Thursday, February 7, 2013

Wishlist: A Victorian Sensation!

a Victorian supper

Sensation novels were the drama TV shows of the Victorian Era. They were published in serial format, usually in "penny dreadfuls" or cheap magazines, and relied on sensationalistic plot elements to keep their readers coming back for more every week. Murder? Check. Greed? Yes. Scandalous love affairs? You know it. In 1863 H. L. Mansel said Sensation novels "preach[ed] to the nerves instead of the judgment." Suffice it to say they were pretty low-brow.

Because Victorian Sensation novels were all about cheap thrills, they can be some of the most fun classics to read--as long as you don't mind chunksters and pot-boilers. Below is a list some of the most famous Sensation novelists of their time. Please tell us what Sensation novels you've enjoyed in the comments!
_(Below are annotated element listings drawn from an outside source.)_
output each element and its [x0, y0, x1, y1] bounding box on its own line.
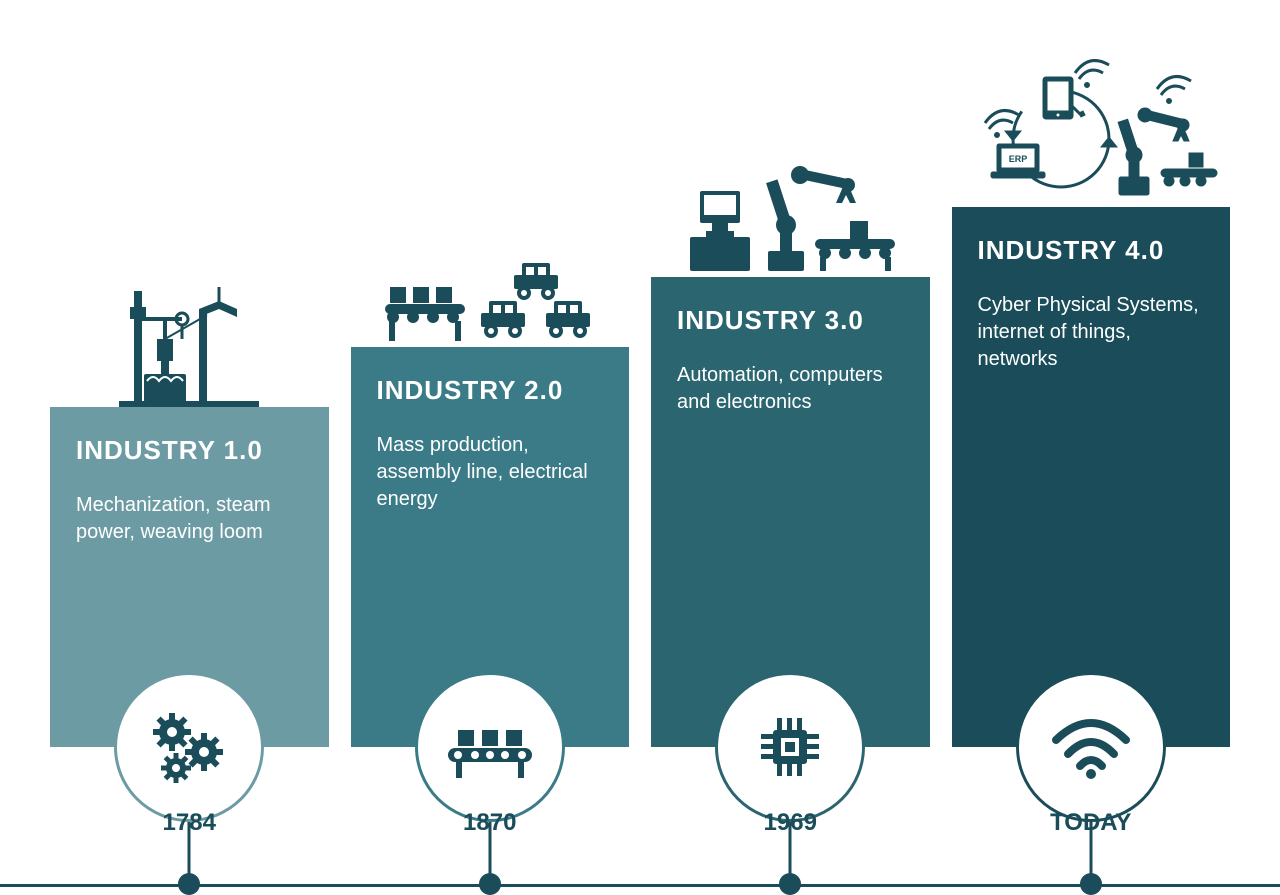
era-4-title: INDUSTRY 4.0: [978, 235, 1205, 266]
steam-engine-icon: [50, 279, 329, 409]
era-4-year: TODAY: [952, 809, 1231, 837]
era-2-title: INDUSTRY 2.0: [377, 375, 604, 406]
era-1-desc: Mechanization, steam power, weaving loom: [76, 492, 303, 546]
era-4-desc: Cyber Physical Systems, internet of thin…: [978, 292, 1205, 373]
era-3-desc: Automation, computers and electronics: [677, 362, 904, 416]
era-2-year: 1870: [351, 809, 630, 837]
era-2-desc: Mass production, assembly line, electric…: [377, 432, 604, 513]
era-1-year: 1784: [50, 809, 329, 837]
chip-icon: [715, 672, 865, 822]
infographic-container: INDUSTRY 1.0 Mechanization, steam power,…: [30, 0, 1250, 887]
robot-arm-icon: [651, 149, 930, 279]
era-2: INDUSTRY 2.0 Mass production, assembly l…: [351, 219, 630, 747]
gears-icon: [114, 672, 264, 822]
iot-network-icon: ERP: [952, 79, 1231, 209]
wifi-icon: [1016, 672, 1166, 822]
era-3-year: 1969: [651, 809, 930, 837]
era-1-title: INDUSTRY 1.0: [76, 435, 303, 466]
years-row: 1784 1870 1969 TODAY: [30, 809, 1250, 837]
era-3: INDUSTRY 3.0 Automation, computers and e…: [651, 149, 930, 747]
bars-row: INDUSTRY 1.0 Mechanization, steam power,…: [30, 97, 1250, 747]
svg-text:ERP: ERP: [1008, 154, 1027, 164]
assembly-line-icon: [351, 219, 630, 349]
era-1: INDUSTRY 1.0 Mechanization, steam power,…: [50, 279, 329, 747]
era-4: ERP: [952, 79, 1231, 747]
conveyor-icon: [415, 672, 565, 822]
era-3-title: INDUSTRY 3.0: [677, 305, 904, 336]
era-4-bar: INDUSTRY 4.0 Cyber Physical Systems, int…: [952, 207, 1231, 747]
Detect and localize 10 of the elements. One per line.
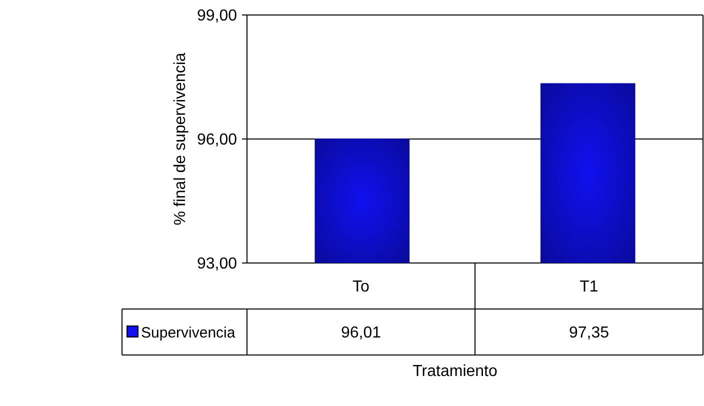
y-tick-label: 96,00: [196, 132, 238, 149]
x-axis-title: Tratamiento: [412, 363, 498, 380]
x-tick-label: To: [352, 278, 370, 296]
x-tick-label: T1: [580, 278, 598, 296]
data-label: 97,35: [568, 324, 610, 342]
legend-label: Supervivencia: [141, 324, 236, 342]
data-label: 96,01: [340, 324, 382, 342]
y-tick-label: 99,00: [196, 8, 238, 25]
y-axis-title: % final de supervivencia: [172, 52, 189, 226]
y-tick-label: 93,00: [196, 256, 238, 273]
  • The Woman in White by Wilkie Collins (1859)--Arguably the first Sensation novel, or at the very least the one that started a craze for Sensational fiction. Collins' combination of realism and romanticism, normally antithetical in literature, captured the Victorian public's imagination.
  • East Lynne by Ellen Wood (1861)--A woman leaves her husband and child for an aristocratic luvarh, only to be abandoned by him and bear an illegitimate child.
  • The Cloister and the Hearth by Charles Reade (1861)--This is a historical novel set in the 15th century that follows the life of an illustrator and scribe named Gerard. The Sensational aspect comes from Gerard's star-crossed love for his wife, Margaret. This one actually looks pretty good.
  • Lady Audley's Secret by ME Braddon (1862)--This is an insanely fun, soapy novel about a woman with a dark past who may be Up To Something. Having read this one, I 100% recommend it; it has a surprisingly modern sensibility to it.


Other authors you might want to try:

  • Ouida, aka Marie Louise de la Ramée--Ouida's novels have been described as a hybrid of Victorian Sensation and proto-adventure novels. Jack London cited her as a major influence.
  • William Black--Black's works are often compared to that of Anthony Trollope. He was very popular during his lifetime and instrumental in fighting for copyright protection for authors in the US.
  • Edmund Yates--Yates was very good friends with Charles Dickens (Dickens' letter about the Ellen Ternan "scandal" was published in Household Words, the newspaper Yates edited). He also wrote stuff.
  • Henry Kingsley--Immigrated to Australia from England in the early 1860s and wrote adventure novels set in the bush.